I was a huge dork at school. You know, the one with coke bottle glasses tied held together with a Band Aid. One day, I had a realization: in the Darwinian world of a boys school, no one picked on the jocks. So, after one wedgie too many, I got into boxing. I'm pleased to report that no one has ever given me a literal or figurative wedgie since.
I've been boxing for 25 years. I took it up at university, where I was in the Blues squad. A Blue was awarded for representing my university against The Other Place. It was a big deal. And then one day, after getting knocked down, I thought to myself, "Self: beer and cigarettes? Or getting punched in the face?" So I gave up. It's one of my biggest regrets in life, because I didn't do something I should have done, because I was afraid. Which is why I have a a picture of Winston Churchill in my study, with his quote that "success is not final, failure is not fatal - it is the courage to continue that counts."
I kept training by myself for the next five years. One day I bumped into an old mate from the Blues squad. He told me a group of them had started training together at the Kronk Gym in London. I went along. And there they all were.
I trained with them again for six months, and this time, I followed through. I had my first fight in front of a thousand people in London. I was petrified. But it felt incredible afterwards, because I'd done something I thought had passed me by.
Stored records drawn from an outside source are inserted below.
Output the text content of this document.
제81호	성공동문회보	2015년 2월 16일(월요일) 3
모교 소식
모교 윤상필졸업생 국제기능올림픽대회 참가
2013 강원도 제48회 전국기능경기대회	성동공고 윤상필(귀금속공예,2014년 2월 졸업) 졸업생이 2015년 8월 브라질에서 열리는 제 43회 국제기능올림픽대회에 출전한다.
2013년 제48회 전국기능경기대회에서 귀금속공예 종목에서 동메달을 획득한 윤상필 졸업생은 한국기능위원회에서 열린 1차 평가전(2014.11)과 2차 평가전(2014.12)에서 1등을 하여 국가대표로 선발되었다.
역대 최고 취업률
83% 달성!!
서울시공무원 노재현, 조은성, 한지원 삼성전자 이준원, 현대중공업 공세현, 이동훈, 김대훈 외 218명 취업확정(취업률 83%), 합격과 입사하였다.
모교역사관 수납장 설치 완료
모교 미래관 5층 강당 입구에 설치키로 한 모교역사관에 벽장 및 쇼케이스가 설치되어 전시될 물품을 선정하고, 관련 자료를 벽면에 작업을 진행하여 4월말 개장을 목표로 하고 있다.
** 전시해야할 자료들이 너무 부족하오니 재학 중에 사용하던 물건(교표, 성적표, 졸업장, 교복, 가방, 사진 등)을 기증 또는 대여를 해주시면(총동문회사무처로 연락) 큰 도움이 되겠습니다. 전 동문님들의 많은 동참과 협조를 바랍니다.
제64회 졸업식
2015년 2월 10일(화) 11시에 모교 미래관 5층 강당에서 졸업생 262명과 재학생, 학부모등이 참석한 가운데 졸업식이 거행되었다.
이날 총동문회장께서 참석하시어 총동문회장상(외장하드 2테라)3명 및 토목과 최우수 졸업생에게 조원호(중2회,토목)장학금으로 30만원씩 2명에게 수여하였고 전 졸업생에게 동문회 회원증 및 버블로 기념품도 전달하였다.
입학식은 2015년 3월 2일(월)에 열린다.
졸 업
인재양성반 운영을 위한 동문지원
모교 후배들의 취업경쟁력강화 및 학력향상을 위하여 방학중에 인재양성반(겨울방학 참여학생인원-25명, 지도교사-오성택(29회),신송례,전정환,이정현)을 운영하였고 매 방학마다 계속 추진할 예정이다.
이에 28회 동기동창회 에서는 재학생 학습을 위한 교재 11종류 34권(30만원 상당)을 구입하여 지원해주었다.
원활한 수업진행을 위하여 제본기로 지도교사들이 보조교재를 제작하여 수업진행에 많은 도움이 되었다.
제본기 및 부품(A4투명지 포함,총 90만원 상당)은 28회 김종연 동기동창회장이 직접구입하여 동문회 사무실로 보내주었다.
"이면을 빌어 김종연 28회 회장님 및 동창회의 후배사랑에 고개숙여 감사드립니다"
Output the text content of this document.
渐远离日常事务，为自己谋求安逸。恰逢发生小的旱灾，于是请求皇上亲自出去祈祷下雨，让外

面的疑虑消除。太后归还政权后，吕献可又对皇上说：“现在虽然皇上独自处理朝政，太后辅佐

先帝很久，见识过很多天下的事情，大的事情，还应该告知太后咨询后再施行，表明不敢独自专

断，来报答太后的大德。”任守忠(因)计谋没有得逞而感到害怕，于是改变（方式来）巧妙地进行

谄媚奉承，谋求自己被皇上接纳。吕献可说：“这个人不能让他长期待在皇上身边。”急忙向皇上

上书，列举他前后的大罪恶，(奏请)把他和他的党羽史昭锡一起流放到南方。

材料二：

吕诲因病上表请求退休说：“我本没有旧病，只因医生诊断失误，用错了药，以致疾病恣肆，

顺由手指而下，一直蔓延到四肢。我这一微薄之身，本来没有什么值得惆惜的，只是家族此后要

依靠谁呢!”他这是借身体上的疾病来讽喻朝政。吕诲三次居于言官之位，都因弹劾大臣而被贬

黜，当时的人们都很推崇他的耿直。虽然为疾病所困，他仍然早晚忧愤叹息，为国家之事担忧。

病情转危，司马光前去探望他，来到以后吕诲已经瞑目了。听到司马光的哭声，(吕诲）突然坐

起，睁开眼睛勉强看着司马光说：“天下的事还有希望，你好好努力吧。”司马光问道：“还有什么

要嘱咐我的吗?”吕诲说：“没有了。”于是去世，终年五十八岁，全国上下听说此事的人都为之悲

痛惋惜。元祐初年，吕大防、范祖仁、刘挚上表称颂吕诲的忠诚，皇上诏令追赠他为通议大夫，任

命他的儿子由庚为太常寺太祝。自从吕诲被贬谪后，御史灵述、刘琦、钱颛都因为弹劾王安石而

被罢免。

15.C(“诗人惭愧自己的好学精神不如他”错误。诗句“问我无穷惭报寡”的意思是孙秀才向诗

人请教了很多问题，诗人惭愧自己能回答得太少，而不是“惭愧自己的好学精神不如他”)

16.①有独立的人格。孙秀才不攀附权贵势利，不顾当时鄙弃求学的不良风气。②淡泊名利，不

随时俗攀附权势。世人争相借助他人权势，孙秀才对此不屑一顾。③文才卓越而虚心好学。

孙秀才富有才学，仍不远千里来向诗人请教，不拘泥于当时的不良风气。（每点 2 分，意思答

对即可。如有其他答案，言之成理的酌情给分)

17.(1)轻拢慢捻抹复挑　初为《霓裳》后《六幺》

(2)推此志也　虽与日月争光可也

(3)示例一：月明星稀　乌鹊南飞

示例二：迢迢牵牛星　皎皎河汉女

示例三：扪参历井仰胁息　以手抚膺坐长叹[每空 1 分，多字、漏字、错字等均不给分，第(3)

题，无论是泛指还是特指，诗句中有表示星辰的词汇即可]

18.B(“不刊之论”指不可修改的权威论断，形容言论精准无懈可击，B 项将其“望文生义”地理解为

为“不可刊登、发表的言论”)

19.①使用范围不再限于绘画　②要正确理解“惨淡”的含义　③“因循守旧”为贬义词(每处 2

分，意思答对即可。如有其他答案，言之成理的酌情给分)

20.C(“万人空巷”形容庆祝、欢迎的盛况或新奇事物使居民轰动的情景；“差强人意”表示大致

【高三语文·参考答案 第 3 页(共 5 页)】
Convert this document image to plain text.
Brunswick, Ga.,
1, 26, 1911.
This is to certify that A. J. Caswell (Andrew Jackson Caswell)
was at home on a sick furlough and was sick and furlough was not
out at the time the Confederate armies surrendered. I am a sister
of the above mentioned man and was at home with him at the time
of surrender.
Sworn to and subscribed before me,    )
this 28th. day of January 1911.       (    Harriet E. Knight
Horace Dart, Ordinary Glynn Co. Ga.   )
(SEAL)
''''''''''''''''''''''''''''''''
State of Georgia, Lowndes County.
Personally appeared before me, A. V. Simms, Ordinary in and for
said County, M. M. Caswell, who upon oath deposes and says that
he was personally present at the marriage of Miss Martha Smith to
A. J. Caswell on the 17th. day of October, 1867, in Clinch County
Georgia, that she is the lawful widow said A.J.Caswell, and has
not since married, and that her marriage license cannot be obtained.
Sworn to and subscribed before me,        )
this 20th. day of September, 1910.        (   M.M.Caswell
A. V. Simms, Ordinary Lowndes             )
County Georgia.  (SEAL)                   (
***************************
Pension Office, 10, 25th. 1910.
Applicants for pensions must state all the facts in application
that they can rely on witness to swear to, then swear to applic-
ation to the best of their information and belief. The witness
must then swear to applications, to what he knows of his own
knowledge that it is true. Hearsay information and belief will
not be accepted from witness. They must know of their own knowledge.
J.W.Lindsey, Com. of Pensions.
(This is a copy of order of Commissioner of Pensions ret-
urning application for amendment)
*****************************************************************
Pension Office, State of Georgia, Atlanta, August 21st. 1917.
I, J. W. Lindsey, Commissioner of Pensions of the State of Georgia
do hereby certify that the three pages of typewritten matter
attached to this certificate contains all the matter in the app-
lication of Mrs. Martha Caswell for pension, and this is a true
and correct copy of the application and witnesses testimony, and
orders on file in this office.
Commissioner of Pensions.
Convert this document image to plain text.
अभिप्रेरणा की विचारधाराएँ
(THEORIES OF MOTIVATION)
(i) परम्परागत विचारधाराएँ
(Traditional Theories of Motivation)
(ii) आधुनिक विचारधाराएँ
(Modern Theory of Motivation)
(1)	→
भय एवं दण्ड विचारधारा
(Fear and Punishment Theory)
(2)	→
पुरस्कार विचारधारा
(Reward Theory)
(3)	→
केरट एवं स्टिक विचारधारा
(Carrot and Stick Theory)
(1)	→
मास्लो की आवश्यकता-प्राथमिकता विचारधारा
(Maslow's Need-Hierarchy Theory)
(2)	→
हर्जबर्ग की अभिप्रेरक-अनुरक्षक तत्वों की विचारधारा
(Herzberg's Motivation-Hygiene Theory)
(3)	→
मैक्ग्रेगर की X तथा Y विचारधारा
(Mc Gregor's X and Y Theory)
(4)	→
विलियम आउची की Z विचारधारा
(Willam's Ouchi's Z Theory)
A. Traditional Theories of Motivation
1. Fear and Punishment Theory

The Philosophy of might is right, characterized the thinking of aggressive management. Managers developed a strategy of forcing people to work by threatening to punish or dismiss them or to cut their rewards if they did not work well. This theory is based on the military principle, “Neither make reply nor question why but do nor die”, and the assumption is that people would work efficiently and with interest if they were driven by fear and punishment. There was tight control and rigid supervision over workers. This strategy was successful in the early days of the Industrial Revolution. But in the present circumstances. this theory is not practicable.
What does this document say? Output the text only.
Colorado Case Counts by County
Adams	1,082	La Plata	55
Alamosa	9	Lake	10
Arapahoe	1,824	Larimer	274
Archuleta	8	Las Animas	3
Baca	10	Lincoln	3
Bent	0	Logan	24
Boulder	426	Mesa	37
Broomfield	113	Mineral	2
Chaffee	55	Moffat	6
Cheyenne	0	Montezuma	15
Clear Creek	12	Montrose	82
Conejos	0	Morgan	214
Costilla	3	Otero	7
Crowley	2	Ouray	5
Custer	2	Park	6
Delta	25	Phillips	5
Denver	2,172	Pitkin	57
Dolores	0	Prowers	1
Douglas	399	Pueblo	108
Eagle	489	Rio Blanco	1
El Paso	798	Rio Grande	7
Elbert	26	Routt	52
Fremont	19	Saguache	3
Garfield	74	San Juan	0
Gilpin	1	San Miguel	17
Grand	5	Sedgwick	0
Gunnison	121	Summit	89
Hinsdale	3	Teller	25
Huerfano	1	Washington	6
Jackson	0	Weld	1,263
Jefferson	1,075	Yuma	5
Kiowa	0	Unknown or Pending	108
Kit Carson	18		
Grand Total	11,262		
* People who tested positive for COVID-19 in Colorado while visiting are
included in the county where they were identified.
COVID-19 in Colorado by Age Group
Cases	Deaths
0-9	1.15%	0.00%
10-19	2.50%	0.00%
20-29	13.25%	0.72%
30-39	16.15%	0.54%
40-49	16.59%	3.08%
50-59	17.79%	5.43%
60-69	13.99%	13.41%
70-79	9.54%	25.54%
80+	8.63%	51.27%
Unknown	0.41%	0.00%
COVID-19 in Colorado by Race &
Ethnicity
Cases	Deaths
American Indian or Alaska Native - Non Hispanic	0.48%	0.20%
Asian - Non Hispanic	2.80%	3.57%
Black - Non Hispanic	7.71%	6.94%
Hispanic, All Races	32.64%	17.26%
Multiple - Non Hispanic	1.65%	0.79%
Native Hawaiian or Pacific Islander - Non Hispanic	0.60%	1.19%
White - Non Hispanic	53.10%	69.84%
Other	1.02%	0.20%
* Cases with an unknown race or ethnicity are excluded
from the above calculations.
I then moved to Australia, where I trained with Dave Delfino, a former circus fighter. I would say that I didn't know how to fight before I met Dave, because he taught me the cardinal rule of boxing: it's much more fun when you're not getting hit. Unfortunately, for my first Australian fight I accidentally fought the Queensland Light Heavyweight champion, in front of a baying mob of his hometown fans. "What are they chanting?" I asked Dave, as the crowd went nuts. "Ummm, Rabies, mate. His nickname is Rabies." My friend summed it up perfectly afterwards. "Joe - it was like a Rocky movie. Without the happy ending." I did get a standing ovation though (and a black ear).
If you're interested here's the fourth of my Australian fights, which I fought in Sydney:
I moved to the US, and trained at gyms around the country (including Gleason's in New York City). I ended up here in Seattle, and was fortunate enough to train at the wonderful Cappy's and Arcaro boxing gyms. I had my final 'friendly' (if that's not an oxymoron, I don't know what is) at Cappy's. It was against a 300 pound offensive lineman from Notre Dame, which I thought was an excellent idea at the time.
Watch and laugh as he picks me up and throws me across the ring:
Why should you do boxing at FUELhouse? Because it will give you confidence. And if you, like me, hate running, it is the perfect complimentary exercise to the amazing FUELhouse training program. And just to prove the point, here is a picture of me last April, after two years of partying and sitting on my arse in New York City.
I spent last summer in Belgrade, Serbia, and spent six days a week for nine weeks boxing and doing Crossfit with a bad ass Serbian personal trainer. As you can see from the unfortunate photo from my birthday, I lost 20 pounds (whilst continuing to drink like a fish!):
I'm super excited to join the FUELhouse team. I love this gym, and I look forward to becoming a more involved member of this amazing community.
And I can't wait to get the coaches in my class. Payback's a bitch!